Неожиданно плечи женщины мелко затряслись, как будто моя догадка ее рассмешила. Но стоило глянуть на ее лицо, и стало ясно, что она попросту плачет. Веки покраснели, и по старательно напудренным белым щекам покатились первые слезинки.
– Это герцогиня ар Мориш ар Дьюс, – глухо произнес Брист, и в его голосе мне почудились брезгливые нотки.
– А, – я встретилась взглядом с герцогиней, – вы из-за Тибриуса приехали? Ну так я ему ничего дурного не делала. И сказать мне ровным счетом нечего.
Взгляд у нее был… совершенно больной. Безумный. Зрачки почти поглотили радужку, и там, в этой темноте, бесновались такие страсти, что мне сделалось не по себе. Герцогиня всхлипнула, затем, словно опомнившись, быстро вытерла щеки кружевным платком. По палате поплыл аромат дорогих духов.
– Ильсара, – строго сказал Брист, – герцогиня приехала не к Тибриусу, она понимает, что несколько опоздала с воспитанием сына. Она приехала к тебе, потому что…
– Моя девочка! – вдруг просипела женщина, падая на колени перед кроватью. – Моя кровиночка!
– В общем, Ильса, это твоя матушка, – подытожил мастер Брист.
Еще раз глянув на герцогиню, он подмигнул мне, круто развернулся на каблуках и пошел прочь, оставив меня с этой явно не совсем нормальной дамой, которая вдруг вообразила, что у нее есть дочь и что эта дочь – я.
На Бриста стоило обидеться за то, что оставил меня наедине с герцогиней, которая, похоже, была не в себе. Сперва она ощупывала меня, как будто впервые видела, умоляюще заглядывала в глаза. Я терпела и, только когда она меня схватила за прокушенное плечо, зашипела от боли.

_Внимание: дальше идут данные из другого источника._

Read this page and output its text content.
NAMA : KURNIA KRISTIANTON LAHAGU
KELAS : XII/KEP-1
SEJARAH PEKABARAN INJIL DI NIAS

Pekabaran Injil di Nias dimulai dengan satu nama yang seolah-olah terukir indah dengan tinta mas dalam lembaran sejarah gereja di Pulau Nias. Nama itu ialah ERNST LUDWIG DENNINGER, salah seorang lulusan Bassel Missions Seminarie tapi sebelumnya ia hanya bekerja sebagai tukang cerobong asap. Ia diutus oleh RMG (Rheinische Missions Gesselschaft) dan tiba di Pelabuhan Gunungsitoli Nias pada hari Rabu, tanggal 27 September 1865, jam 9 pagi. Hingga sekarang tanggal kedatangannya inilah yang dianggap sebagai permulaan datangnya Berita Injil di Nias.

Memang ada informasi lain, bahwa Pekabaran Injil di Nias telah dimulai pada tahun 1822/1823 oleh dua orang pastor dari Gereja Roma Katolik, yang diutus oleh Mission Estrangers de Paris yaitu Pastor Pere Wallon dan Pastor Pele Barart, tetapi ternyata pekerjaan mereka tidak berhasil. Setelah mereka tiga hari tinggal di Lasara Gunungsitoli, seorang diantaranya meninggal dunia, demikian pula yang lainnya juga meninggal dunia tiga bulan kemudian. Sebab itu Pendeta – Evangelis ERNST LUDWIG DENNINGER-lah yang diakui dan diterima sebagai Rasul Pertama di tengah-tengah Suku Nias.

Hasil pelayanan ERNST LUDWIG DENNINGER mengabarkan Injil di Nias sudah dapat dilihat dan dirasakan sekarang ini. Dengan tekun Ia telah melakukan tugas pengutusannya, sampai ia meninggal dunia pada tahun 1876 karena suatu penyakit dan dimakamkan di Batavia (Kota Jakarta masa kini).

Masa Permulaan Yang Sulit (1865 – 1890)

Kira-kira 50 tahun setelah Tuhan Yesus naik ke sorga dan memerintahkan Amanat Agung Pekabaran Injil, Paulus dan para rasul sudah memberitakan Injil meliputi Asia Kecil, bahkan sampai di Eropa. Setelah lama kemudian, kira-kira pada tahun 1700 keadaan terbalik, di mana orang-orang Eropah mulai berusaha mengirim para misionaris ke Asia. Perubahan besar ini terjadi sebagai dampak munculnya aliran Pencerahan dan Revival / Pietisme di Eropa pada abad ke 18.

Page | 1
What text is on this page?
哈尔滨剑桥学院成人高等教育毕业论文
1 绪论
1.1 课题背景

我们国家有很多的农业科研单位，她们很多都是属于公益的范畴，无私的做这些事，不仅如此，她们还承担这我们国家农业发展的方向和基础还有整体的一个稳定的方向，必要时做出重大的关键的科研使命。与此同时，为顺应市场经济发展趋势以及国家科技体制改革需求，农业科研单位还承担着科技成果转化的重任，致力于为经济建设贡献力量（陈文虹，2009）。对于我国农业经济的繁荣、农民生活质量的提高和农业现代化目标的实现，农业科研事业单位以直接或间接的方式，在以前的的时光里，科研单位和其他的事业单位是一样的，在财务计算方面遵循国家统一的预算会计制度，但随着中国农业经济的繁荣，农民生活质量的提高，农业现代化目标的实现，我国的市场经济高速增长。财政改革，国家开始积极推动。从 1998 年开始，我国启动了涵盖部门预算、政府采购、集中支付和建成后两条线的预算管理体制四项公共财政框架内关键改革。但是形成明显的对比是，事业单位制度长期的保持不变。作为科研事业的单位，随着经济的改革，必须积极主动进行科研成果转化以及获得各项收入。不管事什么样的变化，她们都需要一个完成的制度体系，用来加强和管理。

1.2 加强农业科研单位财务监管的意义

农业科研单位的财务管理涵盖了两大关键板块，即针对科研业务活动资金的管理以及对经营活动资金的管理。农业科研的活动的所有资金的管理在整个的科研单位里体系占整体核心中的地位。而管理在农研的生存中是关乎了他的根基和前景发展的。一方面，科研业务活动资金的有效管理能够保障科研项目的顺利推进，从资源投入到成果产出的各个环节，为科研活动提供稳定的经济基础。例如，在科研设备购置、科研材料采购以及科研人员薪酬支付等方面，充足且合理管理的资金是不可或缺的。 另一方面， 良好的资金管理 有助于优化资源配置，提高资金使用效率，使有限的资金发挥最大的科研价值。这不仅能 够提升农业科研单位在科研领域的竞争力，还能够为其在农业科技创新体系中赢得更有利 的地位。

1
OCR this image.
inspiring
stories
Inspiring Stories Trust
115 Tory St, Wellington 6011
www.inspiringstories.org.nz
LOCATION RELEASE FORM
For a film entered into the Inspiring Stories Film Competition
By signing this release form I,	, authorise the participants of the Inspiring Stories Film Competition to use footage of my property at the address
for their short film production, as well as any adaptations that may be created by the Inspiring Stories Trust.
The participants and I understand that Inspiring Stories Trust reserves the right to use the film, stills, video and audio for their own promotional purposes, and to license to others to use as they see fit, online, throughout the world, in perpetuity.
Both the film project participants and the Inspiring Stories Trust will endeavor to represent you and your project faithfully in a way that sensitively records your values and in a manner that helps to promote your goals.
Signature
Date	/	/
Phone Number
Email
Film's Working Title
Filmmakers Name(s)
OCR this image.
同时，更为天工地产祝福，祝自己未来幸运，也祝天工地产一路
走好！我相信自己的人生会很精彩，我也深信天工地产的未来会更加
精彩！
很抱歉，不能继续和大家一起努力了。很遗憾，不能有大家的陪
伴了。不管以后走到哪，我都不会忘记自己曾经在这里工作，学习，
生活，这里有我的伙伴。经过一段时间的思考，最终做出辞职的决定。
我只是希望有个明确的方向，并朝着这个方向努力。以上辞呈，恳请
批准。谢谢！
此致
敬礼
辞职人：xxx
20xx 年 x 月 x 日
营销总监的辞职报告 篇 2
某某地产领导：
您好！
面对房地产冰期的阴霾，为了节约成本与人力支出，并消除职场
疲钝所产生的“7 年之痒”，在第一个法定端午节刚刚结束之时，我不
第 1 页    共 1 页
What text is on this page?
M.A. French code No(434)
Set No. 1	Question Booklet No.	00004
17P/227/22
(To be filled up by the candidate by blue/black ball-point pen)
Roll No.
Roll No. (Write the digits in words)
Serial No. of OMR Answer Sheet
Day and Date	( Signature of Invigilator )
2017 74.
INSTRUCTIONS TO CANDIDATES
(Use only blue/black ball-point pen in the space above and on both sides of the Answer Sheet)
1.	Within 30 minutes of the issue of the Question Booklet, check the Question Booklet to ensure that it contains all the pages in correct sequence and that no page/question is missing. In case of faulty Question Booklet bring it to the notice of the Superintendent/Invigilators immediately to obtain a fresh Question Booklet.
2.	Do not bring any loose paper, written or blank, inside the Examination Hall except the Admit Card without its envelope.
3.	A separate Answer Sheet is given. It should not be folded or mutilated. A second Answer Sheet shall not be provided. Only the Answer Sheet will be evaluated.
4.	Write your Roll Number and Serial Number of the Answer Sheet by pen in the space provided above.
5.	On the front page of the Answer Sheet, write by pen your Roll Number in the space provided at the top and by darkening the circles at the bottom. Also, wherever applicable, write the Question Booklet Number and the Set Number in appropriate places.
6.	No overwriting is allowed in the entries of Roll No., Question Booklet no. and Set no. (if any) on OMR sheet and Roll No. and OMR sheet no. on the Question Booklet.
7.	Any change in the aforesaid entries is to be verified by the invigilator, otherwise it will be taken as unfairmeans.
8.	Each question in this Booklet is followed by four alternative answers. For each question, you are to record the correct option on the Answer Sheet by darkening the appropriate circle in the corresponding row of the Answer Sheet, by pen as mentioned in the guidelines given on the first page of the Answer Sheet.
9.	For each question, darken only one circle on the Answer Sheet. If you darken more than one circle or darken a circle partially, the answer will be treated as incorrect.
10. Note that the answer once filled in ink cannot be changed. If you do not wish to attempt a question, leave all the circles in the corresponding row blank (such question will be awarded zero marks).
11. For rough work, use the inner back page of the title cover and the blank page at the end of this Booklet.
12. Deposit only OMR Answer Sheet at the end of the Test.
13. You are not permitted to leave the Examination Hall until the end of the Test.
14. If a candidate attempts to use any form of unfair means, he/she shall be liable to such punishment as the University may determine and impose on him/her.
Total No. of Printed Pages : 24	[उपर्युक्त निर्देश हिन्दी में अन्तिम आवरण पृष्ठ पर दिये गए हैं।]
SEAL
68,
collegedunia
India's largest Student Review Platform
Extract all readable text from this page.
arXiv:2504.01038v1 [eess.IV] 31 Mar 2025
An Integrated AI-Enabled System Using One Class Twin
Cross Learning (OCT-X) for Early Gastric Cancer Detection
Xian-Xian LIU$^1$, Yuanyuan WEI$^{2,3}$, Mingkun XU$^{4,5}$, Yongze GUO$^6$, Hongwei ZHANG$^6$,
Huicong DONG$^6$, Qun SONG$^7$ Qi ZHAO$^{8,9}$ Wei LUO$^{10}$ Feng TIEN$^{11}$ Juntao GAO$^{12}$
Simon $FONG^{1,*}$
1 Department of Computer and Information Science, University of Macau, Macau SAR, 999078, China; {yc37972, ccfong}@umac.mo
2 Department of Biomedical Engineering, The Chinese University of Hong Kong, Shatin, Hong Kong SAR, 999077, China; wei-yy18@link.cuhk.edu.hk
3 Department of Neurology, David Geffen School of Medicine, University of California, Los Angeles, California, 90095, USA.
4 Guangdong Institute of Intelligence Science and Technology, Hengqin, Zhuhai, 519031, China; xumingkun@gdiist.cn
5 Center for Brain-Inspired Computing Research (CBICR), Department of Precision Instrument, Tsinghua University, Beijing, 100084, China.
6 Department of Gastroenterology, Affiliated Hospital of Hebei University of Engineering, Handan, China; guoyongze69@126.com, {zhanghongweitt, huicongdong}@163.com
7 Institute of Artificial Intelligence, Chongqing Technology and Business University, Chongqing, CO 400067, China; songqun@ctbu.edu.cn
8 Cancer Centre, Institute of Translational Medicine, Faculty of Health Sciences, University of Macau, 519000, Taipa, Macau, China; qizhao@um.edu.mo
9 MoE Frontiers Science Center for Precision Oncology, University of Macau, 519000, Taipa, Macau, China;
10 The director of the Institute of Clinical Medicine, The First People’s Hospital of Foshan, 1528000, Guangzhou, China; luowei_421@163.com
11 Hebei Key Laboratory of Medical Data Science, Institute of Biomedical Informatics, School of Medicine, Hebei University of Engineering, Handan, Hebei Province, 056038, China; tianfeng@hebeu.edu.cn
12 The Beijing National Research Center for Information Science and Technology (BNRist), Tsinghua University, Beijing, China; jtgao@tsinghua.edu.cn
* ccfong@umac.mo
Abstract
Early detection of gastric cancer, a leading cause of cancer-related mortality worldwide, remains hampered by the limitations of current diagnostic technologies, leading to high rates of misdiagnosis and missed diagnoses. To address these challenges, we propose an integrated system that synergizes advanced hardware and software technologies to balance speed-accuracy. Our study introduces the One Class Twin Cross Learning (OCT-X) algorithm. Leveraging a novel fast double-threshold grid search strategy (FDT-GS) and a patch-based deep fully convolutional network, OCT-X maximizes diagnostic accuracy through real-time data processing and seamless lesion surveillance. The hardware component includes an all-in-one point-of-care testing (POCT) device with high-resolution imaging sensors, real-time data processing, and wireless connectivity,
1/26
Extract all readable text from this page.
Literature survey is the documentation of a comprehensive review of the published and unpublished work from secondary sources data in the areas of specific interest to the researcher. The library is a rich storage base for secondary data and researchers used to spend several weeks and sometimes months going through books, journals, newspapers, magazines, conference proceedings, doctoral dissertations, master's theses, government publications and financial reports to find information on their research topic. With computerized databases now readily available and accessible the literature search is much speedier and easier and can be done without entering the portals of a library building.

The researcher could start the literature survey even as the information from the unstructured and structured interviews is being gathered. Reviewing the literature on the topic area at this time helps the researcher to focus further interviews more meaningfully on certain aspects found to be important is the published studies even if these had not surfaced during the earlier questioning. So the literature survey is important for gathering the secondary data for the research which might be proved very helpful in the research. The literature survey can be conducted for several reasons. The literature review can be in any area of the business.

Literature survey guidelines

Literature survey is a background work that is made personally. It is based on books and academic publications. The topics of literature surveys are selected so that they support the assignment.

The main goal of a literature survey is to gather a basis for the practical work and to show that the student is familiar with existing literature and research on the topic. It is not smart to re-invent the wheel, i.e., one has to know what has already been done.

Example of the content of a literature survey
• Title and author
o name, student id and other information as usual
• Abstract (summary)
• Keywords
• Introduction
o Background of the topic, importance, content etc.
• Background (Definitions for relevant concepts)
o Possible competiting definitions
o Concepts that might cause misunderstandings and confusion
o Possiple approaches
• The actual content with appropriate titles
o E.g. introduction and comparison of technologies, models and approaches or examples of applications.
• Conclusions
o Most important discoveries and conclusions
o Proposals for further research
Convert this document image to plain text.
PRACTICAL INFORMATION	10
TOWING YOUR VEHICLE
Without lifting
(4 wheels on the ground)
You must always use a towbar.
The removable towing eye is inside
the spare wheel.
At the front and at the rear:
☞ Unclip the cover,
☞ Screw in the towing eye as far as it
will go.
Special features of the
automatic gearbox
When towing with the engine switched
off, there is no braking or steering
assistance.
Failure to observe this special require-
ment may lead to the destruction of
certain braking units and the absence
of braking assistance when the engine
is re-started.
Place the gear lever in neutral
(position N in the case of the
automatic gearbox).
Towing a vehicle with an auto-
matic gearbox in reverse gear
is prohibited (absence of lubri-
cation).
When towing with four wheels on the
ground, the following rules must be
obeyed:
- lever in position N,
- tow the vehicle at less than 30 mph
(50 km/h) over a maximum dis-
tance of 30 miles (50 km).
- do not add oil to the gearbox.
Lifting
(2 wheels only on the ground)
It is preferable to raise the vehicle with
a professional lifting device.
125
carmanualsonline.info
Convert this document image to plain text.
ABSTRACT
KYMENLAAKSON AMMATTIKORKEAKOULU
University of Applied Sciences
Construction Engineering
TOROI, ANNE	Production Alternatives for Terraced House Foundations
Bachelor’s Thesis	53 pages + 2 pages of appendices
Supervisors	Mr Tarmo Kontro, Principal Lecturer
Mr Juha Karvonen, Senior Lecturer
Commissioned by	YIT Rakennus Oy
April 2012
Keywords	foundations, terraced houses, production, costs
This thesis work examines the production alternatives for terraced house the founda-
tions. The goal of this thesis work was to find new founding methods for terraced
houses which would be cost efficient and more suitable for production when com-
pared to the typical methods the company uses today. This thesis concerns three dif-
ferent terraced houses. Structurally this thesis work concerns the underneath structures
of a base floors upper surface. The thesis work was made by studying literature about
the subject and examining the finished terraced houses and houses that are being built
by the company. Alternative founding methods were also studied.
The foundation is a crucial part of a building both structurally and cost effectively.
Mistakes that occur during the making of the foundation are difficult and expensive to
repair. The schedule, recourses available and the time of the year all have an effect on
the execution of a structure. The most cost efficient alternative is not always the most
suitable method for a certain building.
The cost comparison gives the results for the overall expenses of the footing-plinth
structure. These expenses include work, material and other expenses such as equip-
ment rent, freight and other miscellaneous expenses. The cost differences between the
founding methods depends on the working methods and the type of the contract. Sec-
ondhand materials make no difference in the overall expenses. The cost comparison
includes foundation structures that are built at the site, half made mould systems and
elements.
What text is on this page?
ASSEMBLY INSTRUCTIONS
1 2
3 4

– Моя девочка, – бормотала она, – нашлась!
Женщина тихо всхлипывала, сглатывала слезы, то и дело промокала их платком, и черная краска, которой она подкрашивала ресницы, тоже потекла, размазалась уродливыми пятнами вокруг пронзительно-синих глаз – таких же, как у Тибриуса.
– Послушайте, – выдавила я, – мне кажется, вы ошиблись.